THE MILLIONAIRE NEXT DOOR: SURPRISING SECRETS OF AMERICA’S WEALTHY
THOMAS J STANLEY & WILLIAM D DANKO
The financial independence and frugality movements have gained quite a bit of mainstream traction in the last five years or so, as evidenced by the growing number of articles, interviews, editorials, and blogs dedicated to the subject.
However, the idea that living below your means and investing your surplus money is the surest path to wealth isn’t a new one. Rather, it’s a concept that has been around for a long time that has recently been rediscovered by a new generation.
One of the foundational texts of this movement is Thomas Stanley and William Danko’s 1996 classic The Millionaire Next Door.
When conducting research on the lifestyles of high net worth individuals in order to more effectively market to them, the authors discovered some unexpected things. Many wealthy individuals and families did not live in exclusive, high-end neighborhoods in expensive houses. Further, they did not drive luxury cars, wear designer clothing or jewelry, nor engage in other lifestyle behaviors that flaunted their wealth.
Conversely, they found that most folks living in upscale neighborhoods with all of the outward appearances of wealth were, in reality, not very wealthy at all. Many of these people earned high incomes, but due to a high-consumption lifestyle, were unable to save any significant portion of the money they earned. In fact, many outspent their income each year and relied on debt or subsidies from parents to maintain their lifestyle.
If you make a good income each year and spend it all, you are not getting wealthier.

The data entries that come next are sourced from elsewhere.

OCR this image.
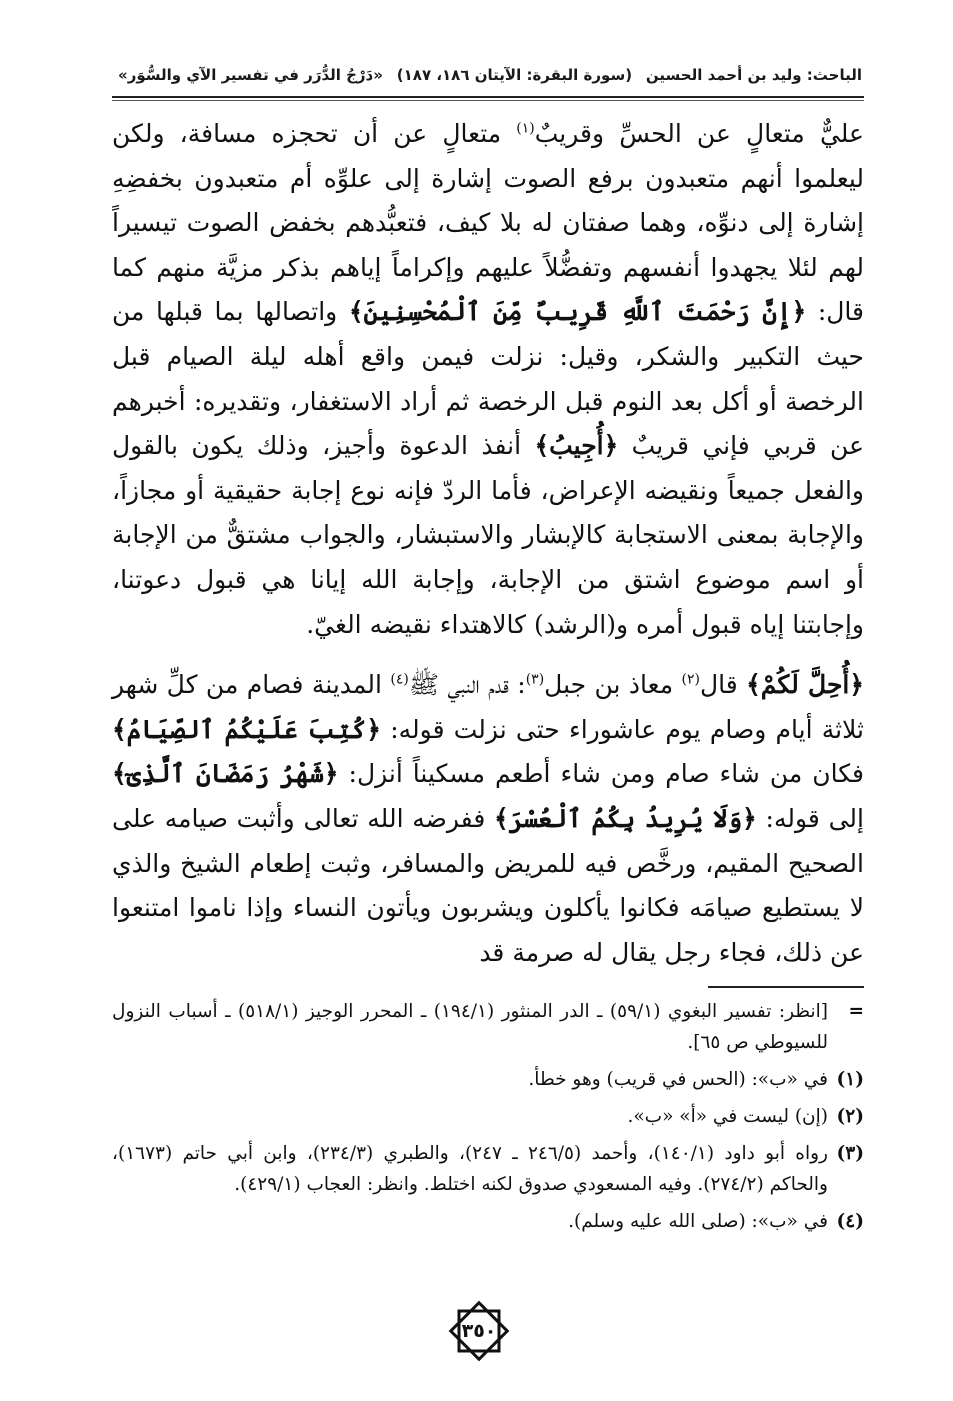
الباحث: وليد بن أحمد الحسين
(سورة البقرة: الآيتان ١٨٦، ١٨٧)
«دَرْجُ الدُّرَر في تفسير الآي والسُّوَر»

عليٌّ متعالٍ عن الحسِّ وقريبٌ$^{(١)}$ متعالٍ عن أن تحجزه مسافة، ولكن ليعلموا أنهم متعبدون برفع الصوت إشارة إلى علوِّه أم متعبدون بخفضِهِ إشارة إلى دنوِّه، وهما صفتان له بلا كيف، فتعبُّدهم بخفض الصوت تيسيراً لهم لئلا يجهدوا أنفسهم وتفضُّلاً عليهم وإكراماً إياهم بذكر مزيَّة منهم كما قال: ﴿إِنَّ رَحْمَتَ ٱللَّهِ قَرِيبٌ مِّنَ ٱلْمُحْسِنِينَ﴾ واتصالها بما قبلها من حيث التكبير والشكر، وقيل: نزلت فيمن واقع أهله ليلة الصيام قبل الرخصة أو أكل بعد النوم قبل الرخصة ثم أراد الاستغفار، وتقديره: أخبرهم عن قربي فإني قريبٌ ﴿أُجِيبُ﴾ أنفذ الدعوة وأجيز، وذلك يكون بالقول والفعل جميعاً ونقيضه الإعراض، فأما الردّ فإنه نوع إجابة حقيقية أو مجازاً، والإجابة بمعنى الاستجابة كالإبشار والاستبشار، والجواب مشتقٌّ من الإجابة أو اسم موضوع اشتق من الإجابة، وإجابة الله إيانا هي قبول دعوتنا، وإجابتنا إياه قبول أمره و(الرشد) كالاهتداء نقيضه الغيّ.

﴿أُحِلَّ لَكُمْ﴾ قال$^{(٢)}$ معاذ بن جبل$^{(٣)}$: قدم النبي ﷺ$^{(٤)}$ المدينة فصام من كلِّ شهر ثلاثة أيام وصام يوم عاشوراء حتى نزلت قوله: ﴿كُتِبَ عَلَيْكُمُ ٱلصِّيَامُ﴾ فكان من شاء صام ومن شاء أطعم مسكيناً أنزل: ﴿شَهْرُ رَمَضَانَ ٱلَّذِىٓ﴾ إلى قوله: ﴿وَلَا يُرِيدُ بِكُمُ ٱلْعُسْرَ﴾ ففرضه الله تعالى وأثبت صيامه على الصحيح المقيم، ورخَّص فيه للمريض والمسافر، وثبت إطعام الشيخ والذي لا يستطيع صيامَه فكانوا يأكلون ويشربون ويأتون النساء وإذا ناموا امتنعوا عن ذلك، فجاء رجل يقال له صرمة قد

=
[انظر: تفسير البغوي (٥٩/١) ـ الدر المنثور (١٩٤/١) ـ المحرر الوجيز (٥١٨/١) ـ أسباب النزول للسيوطي ص ٦٥].
(١)
في «ب»: (الحس في قريب) وهو خطأ.
(٢)
(إن) ليست في «أ» «ب».
(٣)
رواه أبو داود (١٤٠/١)، وأحمد (٢٤٦/٥ ـ ٢٤٧)، والطبري (٢٣٤/٣)، وابن أبي حاتم (١٦٧٣)، والحاكم (٢٧٤/٢). وفيه المسعودي صدوق لكنه اختلط. وانظر: العجاب (٤٢٩/١).
(٤)
في «ب»: (صلى الله عليه وسلم).
٣٥٠
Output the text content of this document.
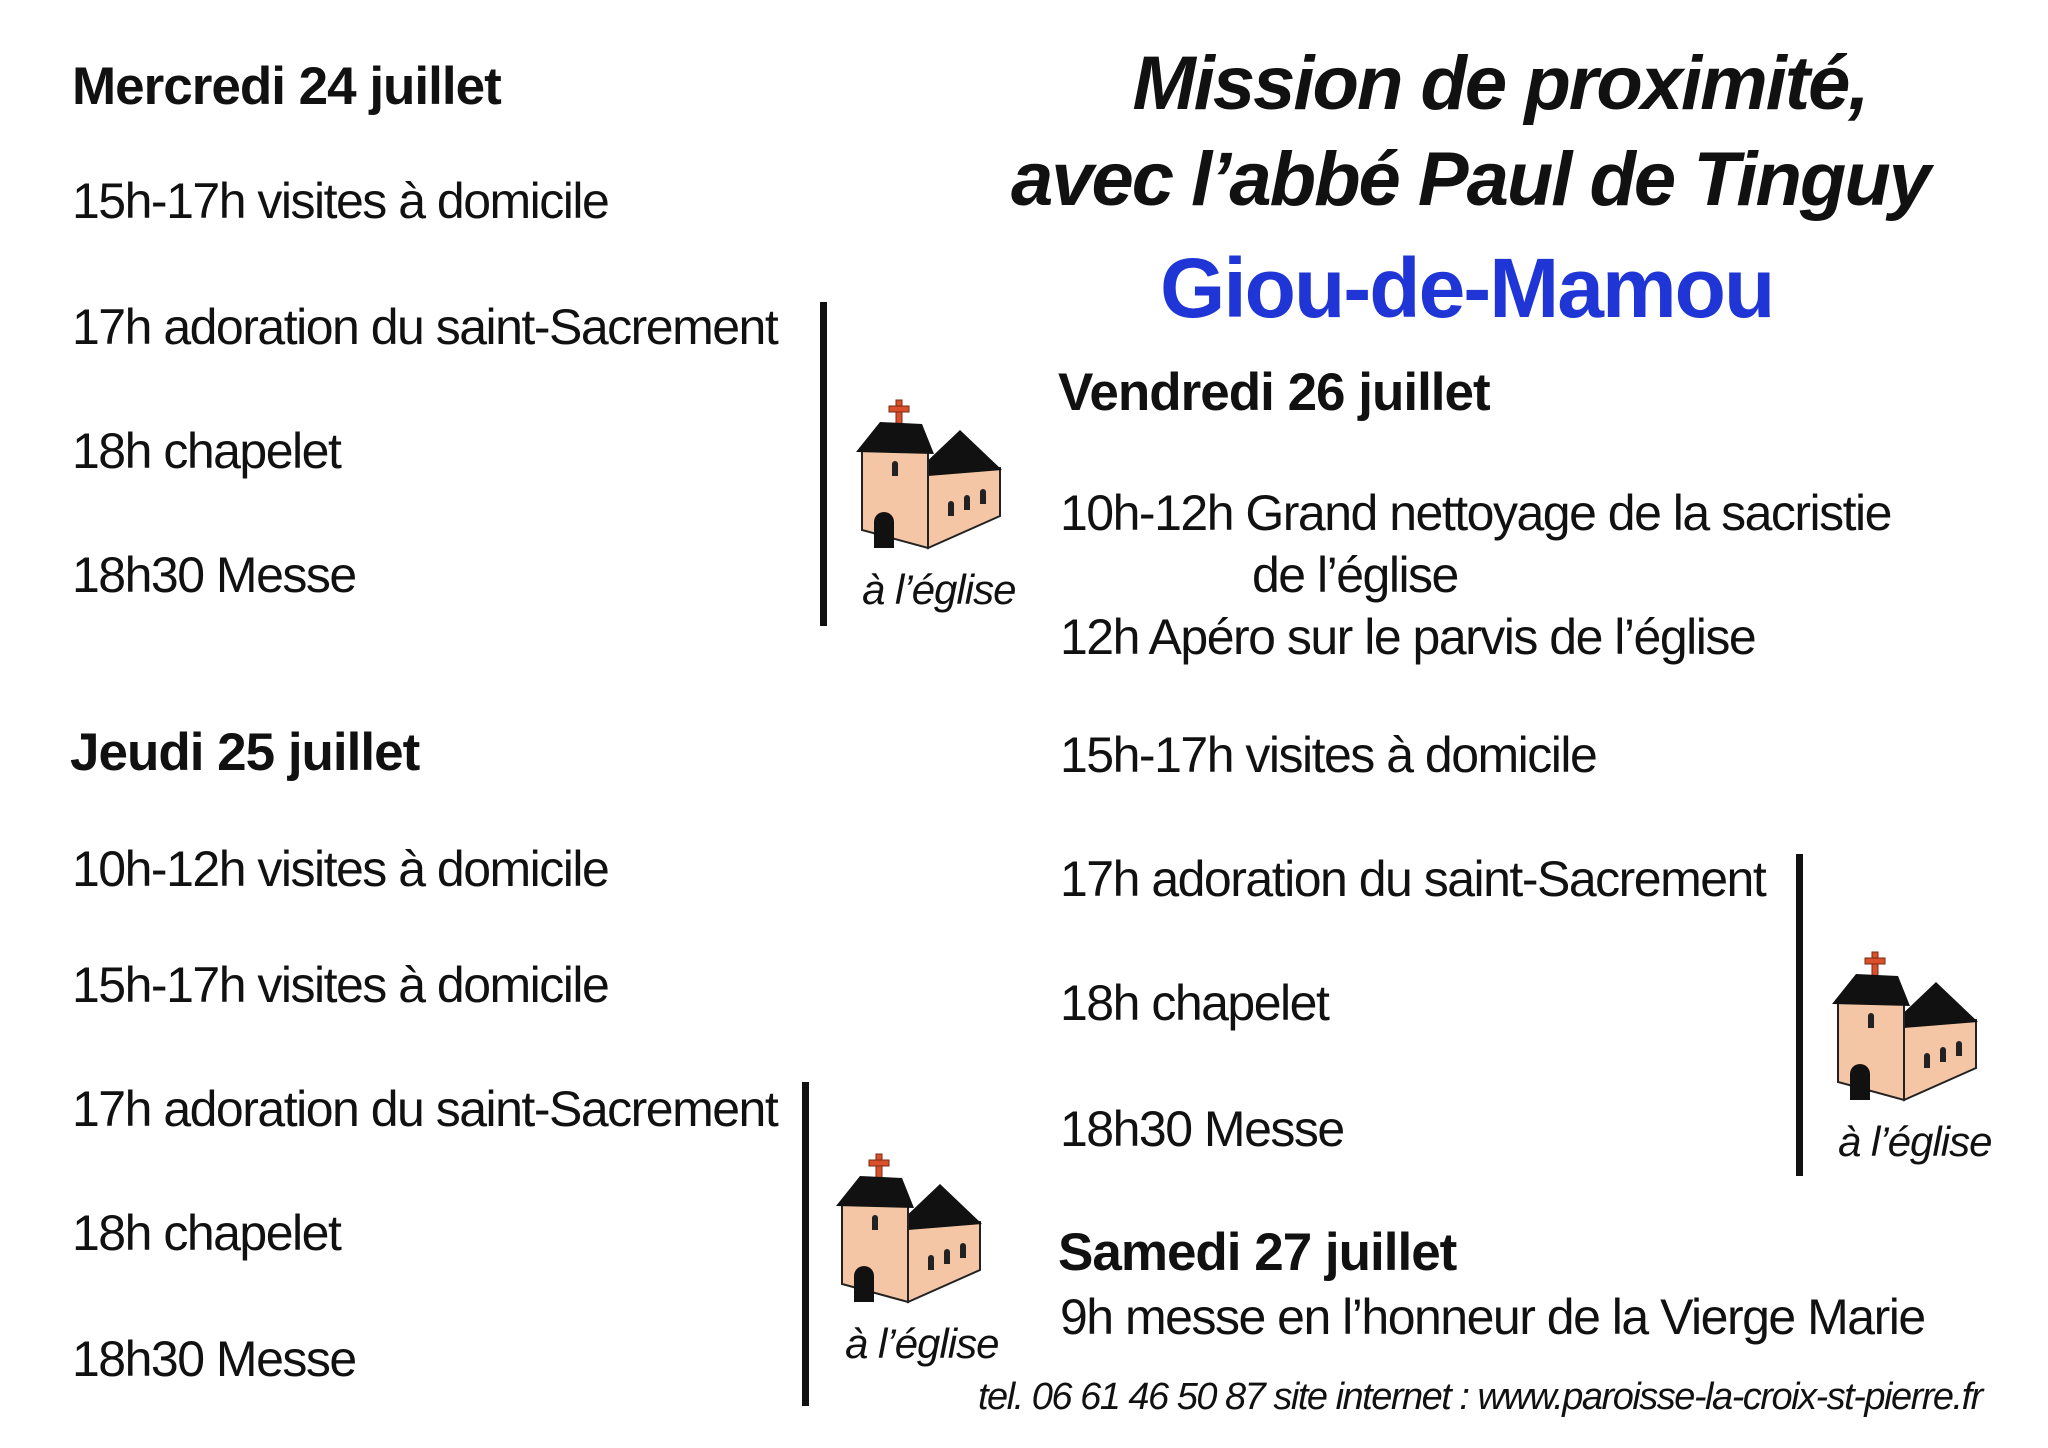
Mission de proximité,
avec l’abbé Paul de Tinguy
Giou-de-Mamou
Mercredi 24 juillet
15h-17h visites à domicile
17h adoration du saint-Sacrement
18h chapelet
18h30 Messe	à l’église
Jeudi 25 juillet
10h-12h visites à domicile
15h-17h visites à domicile
17h adoration du saint-Sacrement
18h chapelet
18h30 Messe	à l’église
Vendredi 26 juillet
10h-12h Grand nettoyage de la sacristie
de l’église
12h Apéro sur le parvis de l’église
15h-17h visites à domicile
17h adoration du saint-Sacrement
18h chapelet
18h30 Messe	à l’église
Samedi 27 juillet
9h messe en l’honneur de la Vierge Marie
tel. 06 61 46 50 87 site internet : www.paroisse-la-croix-st-pierre.fr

You are just living high. Wealth is what you accumulate, not what you spend.”
The Millionaire Next Door
The difference in attitude between frugal-yet-wealthy types and the high-earner/high spenders was especially fascinating.
The wealthy say things like “it’s better to have money than to look like you have money,” and are mostly concerned with what they can achieve in both their personal and business life. They plan ahead for rough economic times, and place a high value on being prepared.
High-income but low net worth people are overly concerned with how others perceive them. Often these are highly paid professionals who feel that their home, cars, and clothing must meet a certain standard expected of someone in their field. They feel continual pressure to “keep up” with other high earners in their offices and neighborhoods. This frequently results in little to no savings. They don’t plan for the future because they assume they will always be able to earn a high income.
Another interesting idea that seems to be mostly missing from the modern financial independence movement is the importance of relationships. Millionaires often have numerous close business and personal relationships with lawyers, tax advisors, contractors, and owners of other businesses.
These reciprocal contacts help boost the wealth of all involved. A tax advisor provides excellent service to a wealthy individual, who then recommends the advisor to all his wealthy friends. A millionaire owner of a paving company paves the lots of a local car dealership at a discount, and thus gets his cars at cost.
Since this book was published in 1996 and based on data mostly from the 1980’s and ‘90’s, some of the information is dated. This was also before the widespread use of the internet, which has increased opportunity for entrepreneurs and made it easier than ever to invest.
However, the concepts in the book remain solid, and very worthwhile for anyone struggling with money, or even those who are doing ok, but want to take their wealth to the next level.